JMAP welcomes manuscripts that focus on adolescence through a multicultural, contextual, or developmental psychology lens. Manuscripts may include quantitative, qualitative, mixed methods, or community-based participatory research. We invite submissions that explore:

  • Developmental, sociocultural, and contextual determinants of mental health.
  • Cultural identity development and intersectionality (race, ethnicity, gender identity, neurodivergence, SES, immigration or refugee status, faith).
  • Trauma, adversity, resilience, and post-traumatic growth among adolescents.
  • Family, peer, and community influences on adolescent well-being.

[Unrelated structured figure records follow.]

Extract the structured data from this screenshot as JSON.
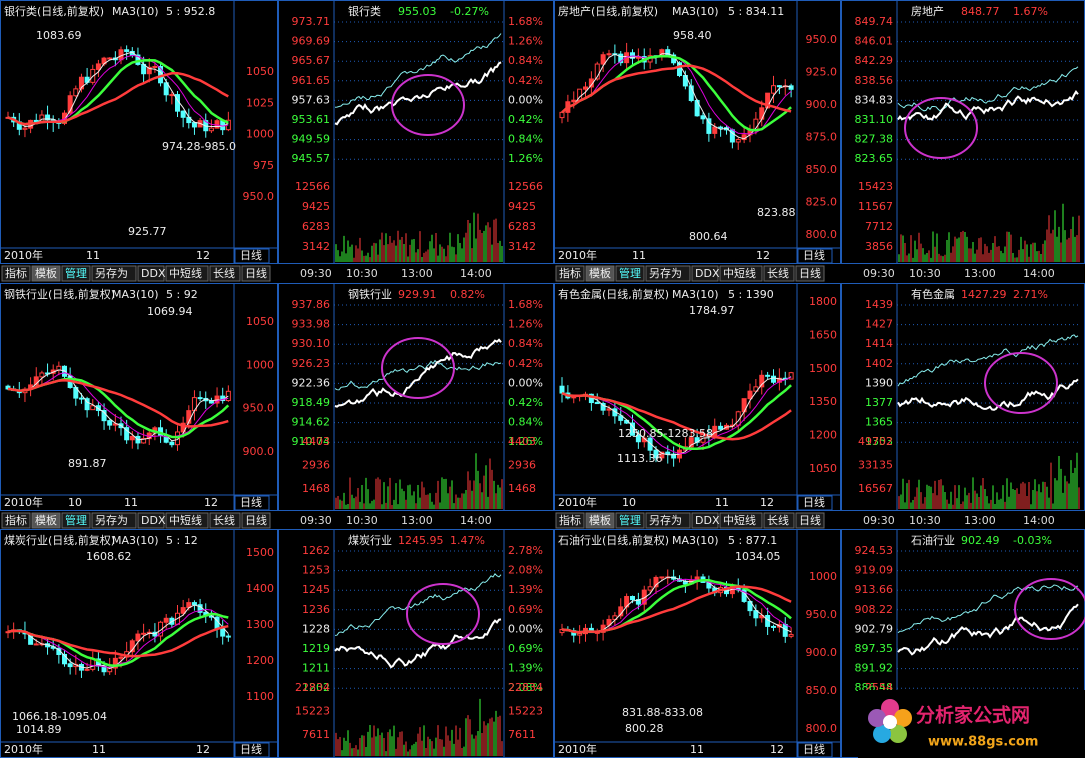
{
  "panels": [
    {
      "daily": {
        "title": "银行类(日线,前复权)",
        "indicator": "MA3(10)",
        "latest": "5 : 952.8",
        "axis": [
          "1050",
          "1025",
          "1000",
          "975",
          "950.0"
        ],
        "annotations": [
          "1083.69",
          "974.28-985.0",
          "925.77"
        ],
        "dates": [
          "2010年",
          "11",
          "12"
        ],
        "period_label": "日线"
      },
      "intraday": {
        "title": "银行类",
        "quote": "955.03",
        "change": "-0.27%",
        "prices": [
          "973.71",
          "969.69",
          "965.67",
          "961.65",
          "957.63",
          "953.61",
          "949.59",
          "945.57"
        ],
        "percents": [
          "1.68%",
          "1.26%",
          "0.84%",
          "0.42%",
          "0.00%",
          "0.42%",
          "0.84%",
          "1.26%"
        ],
        "volumes": [
          "12566",
          "9425",
          "6283",
          "3142"
        ]
      }
    },
    {
      "daily": {
        "title": "房地产(日线,前复权)",
        "indicator": "MA3(10)",
        "latest": "5 : 834.11",
        "axis": [
          "950.0",
          "925.0",
          "900.0",
          "875.0",
          "850.0",
          "825.0",
          "800.0"
        ],
        "annotations": [
          "958.40",
          "823.88",
          "800.64"
        ],
        "dates": [
          "2010年",
          "11",
          "12"
        ],
        "period_label": "日线"
      },
      "intraday": {
        "title": "房地产",
        "quote": "848.77",
        "change": "1.67%",
        "prices": [
          "849.74",
          "846.01",
          "842.29",
          "838.56",
          "834.83",
          "831.10",
          "827.38",
          "823.65"
        ],
        "volumes": [
          "15423",
          "11567",
          "7712",
          "3856"
        ]
      }
    },
    {
      "daily": {
        "title": "钢铁行业(日线,前复权)",
        "indicator": "MA3(10)",
        "latest": "5 : 92",
        "axis": [
          "1050",
          "1000",
          "950.0",
          "900.0"
        ],
        "annotations": [
          "1069.94",
          "891.87"
        ],
        "dates": [
          "2010年",
          "10",
          "11",
          "12"
        ],
        "period_label": "日线"
      },
      "intraday": {
        "title": "钢铁行业",
        "quote": "929.91",
        "change": "0.82%",
        "prices": [
          "937.86",
          "933.98",
          "930.10",
          "926.23",
          "922.36",
          "918.49",
          "914.62",
          "910.74"
        ],
        "percents": [
          "1.68%",
          "1.26%",
          "0.84%",
          "0.42%",
          "0.00%",
          "0.42%",
          "0.84%",
          "1.26%"
        ],
        "volumes": [
          "4403",
          "2936",
          "1468"
        ]
      }
    },
    {
      "daily": {
        "title": "有色金属(日线,前复权)",
        "indicator": "MA3(10)",
        "latest": "5 : 1390",
        "axis": [
          "1800",
          "1650",
          "1500",
          "1350",
          "1200",
          "1050"
        ],
        "annotations": [
          "1784.97",
          "1250.85-1283.58",
          "1113.36"
        ],
        "dates": [
          "2010年",
          "10",
          "11",
          "12"
        ],
        "period_label": "日线"
      },
      "intraday": {
        "title": "有色金属",
        "quote": "1427.29",
        "change": "2.71%",
        "prices": [
          "1439",
          "1427",
          "1414",
          "1402",
          "1390",
          "1377",
          "1365",
          "1353"
        ],
        "volumes": [
          "49702",
          "33135",
          "16567"
        ]
      }
    },
    {
      "daily": {
        "title": "煤炭行业(日线,前复权)",
        "indicator": "MA3(10)",
        "latest": "5 : 12",
        "axis": [
          "1500",
          "1400",
          "1300",
          "1200",
          "1100"
        ],
        "annotations": [
          "1608.62",
          "1066.18-1095.04",
          "1014.89"
        ],
        "dates": [
          "2010年",
          "11",
          "12"
        ],
        "period_label": "日线"
      },
      "intraday": {
        "title": "煤炭行业",
        "quote": "1245.95",
        "change": "1.47%",
        "prices": [
          "1262",
          "1253",
          "1245",
          "1236",
          "1228",
          "1219",
          "1211",
          "1202"
        ],
        "percents": [
          "2.78%",
          "2.08%",
          "1.39%",
          "0.69%",
          "0.00%",
          "0.69%",
          "1.39%",
          "2.08%"
        ],
        "volumes": [
          "22834",
          "15223",
          "7611"
        ]
      }
    },
    {
      "daily": {
        "title": "石油行业(日线,前复权)",
        "indicator": "MA3(10)",
        "latest": "5 : 877.1",
        "axis": [
          "1000",
          "950.0",
          "900.0",
          "850.0",
          "800.0"
        ],
        "annotations": [
          "1034.05",
          "831.88-833.08",
          "800.28"
        ],
        "dates": [
          "2010年",
          "11",
          "12"
        ],
        "period_label": "日线"
      },
      "intraday": {
        "title": "石油行业",
        "quote": "902.49",
        "change": "-0.03%",
        "prices": [
          "924.53",
          "919.09",
          "913.66",
          "908.22",
          "902.79",
          "897.35",
          "891.92",
          "886.48"
        ],
        "volumes": [
          "2554"
        ]
      }
    }
  ],
  "toolbar": [
    "指标",
    "模板",
    "管理",
    "另存为",
    "DDX",
    "中短线",
    "长线",
    "日线"
  ],
  "time_axis": [
    "09:30",
    "10:30",
    "13:00",
    "14:00"
  ],
  "logo": {
    "name": "分析家公式网",
    "url": "www.88gs.com"
  }
}
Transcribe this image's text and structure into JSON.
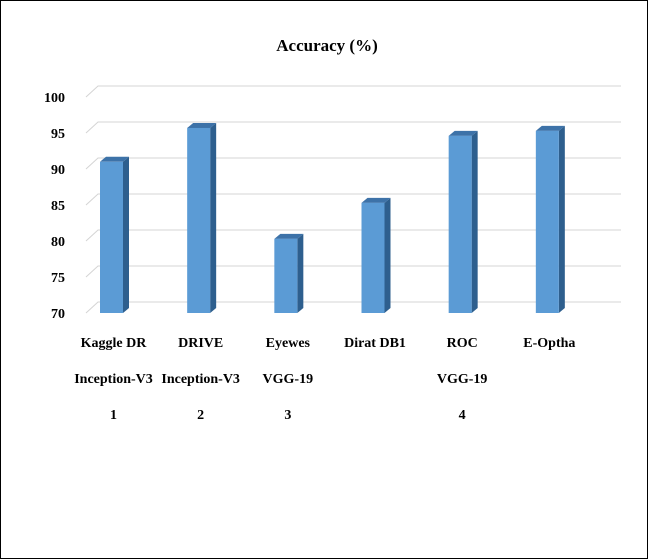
{
  "chart_data": {
    "type": "bar",
    "title": "Accuracy    (%)",
    "xlabel": "",
    "ylabel": "",
    "ylim": [
      70,
      100
    ],
    "yticks": [
      70,
      75,
      80,
      85,
      90,
      95,
      100
    ],
    "grid": true,
    "legend": "none",
    "bar_color": "#5b9bd5",
    "bar_side_color": "#2e5f8e",
    "bar_top_color": "#3d72a8",
    "categories": [
      {
        "level1": "Kaggle DR",
        "level2": "Inception-V3",
        "level3": "1"
      },
      {
        "level1": "DRIVE",
        "level2": "Inception-V3",
        "level3": "2"
      },
      {
        "level1": "Eyewes",
        "level2": "VGG-19",
        "level3": "3"
      },
      {
        "level1": "Dirat DB1",
        "level2": "",
        "level3": ""
      },
      {
        "level1": "ROC",
        "level2": "VGG-19",
        "level3": "4"
      },
      {
        "level1": "E-Optha",
        "level2": "",
        "level3": ""
      }
    ],
    "values": [
      91.0,
      95.7,
      80.3,
      85.3,
      94.6,
      95.3
    ]
  }
}
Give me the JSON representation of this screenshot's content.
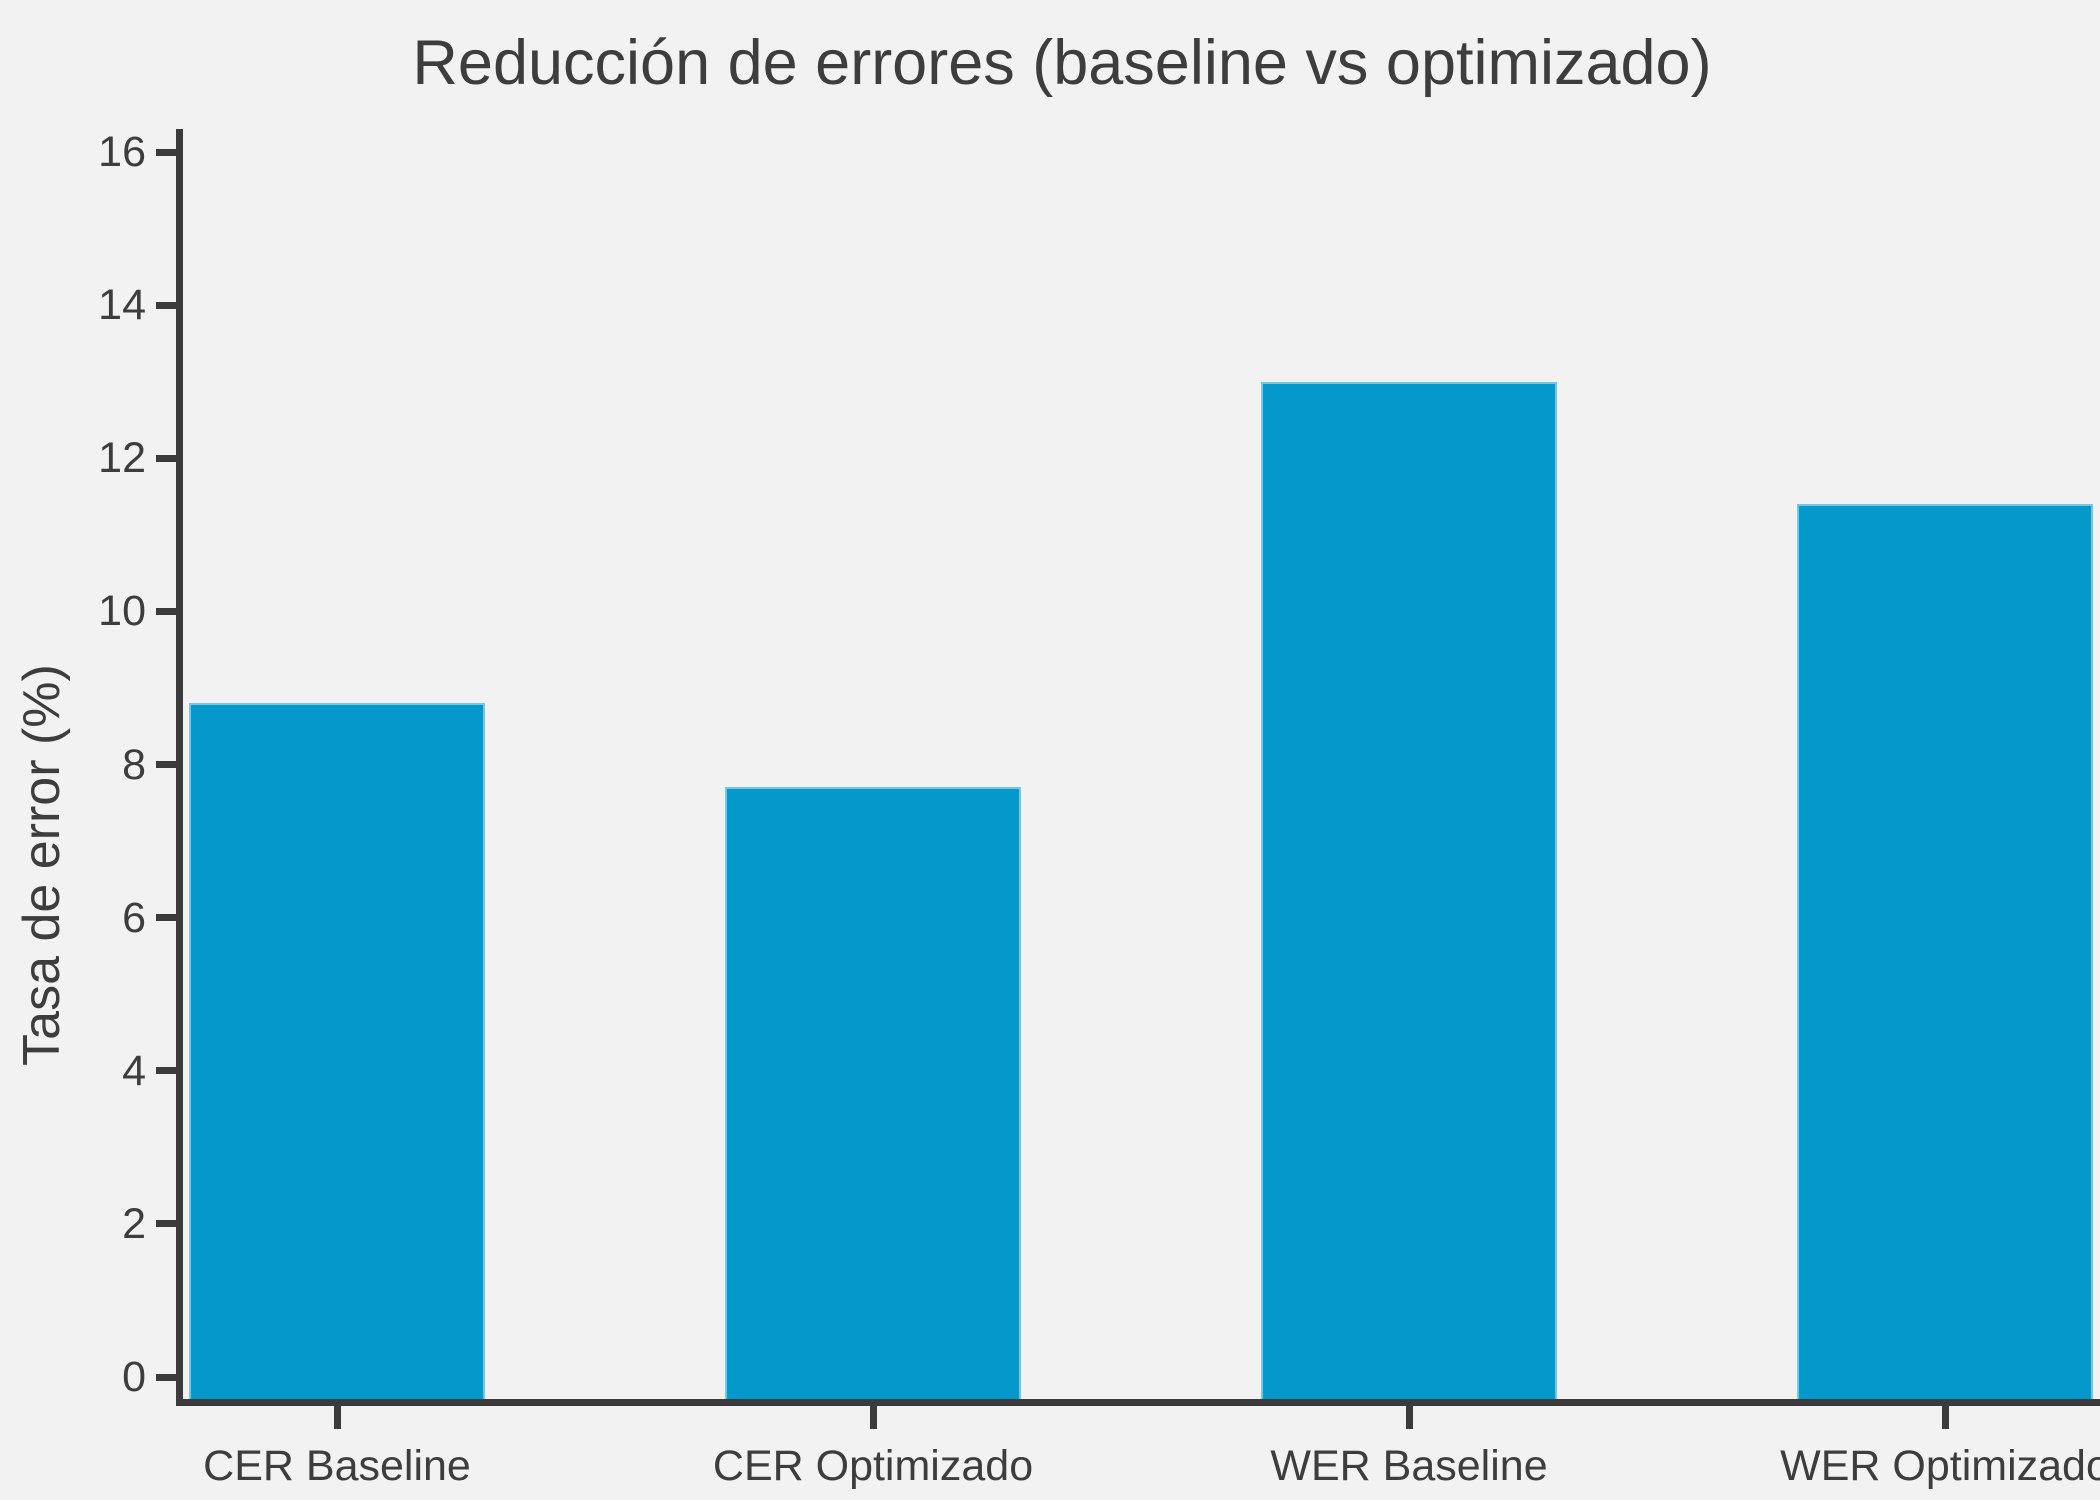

  • School climate, belonging, and achievement among diverse youth populations.
  • Juvenile justice involvement, prevention, and re-entry outcomes.
  • Cross-cultural or international adolescent psychology research.
  • Evidence-based or practice-based interventions for adolescents in multicultural contexts.
  • Program evaluation, policy implications, and systemic change efforts.
  • Technology, social media, and digital identity in multicultural youth populations.

Acceptable submission types include empirical research, systematic reviews, meta-analyses, theoretical papers, brief reports, and practice-focused case studies.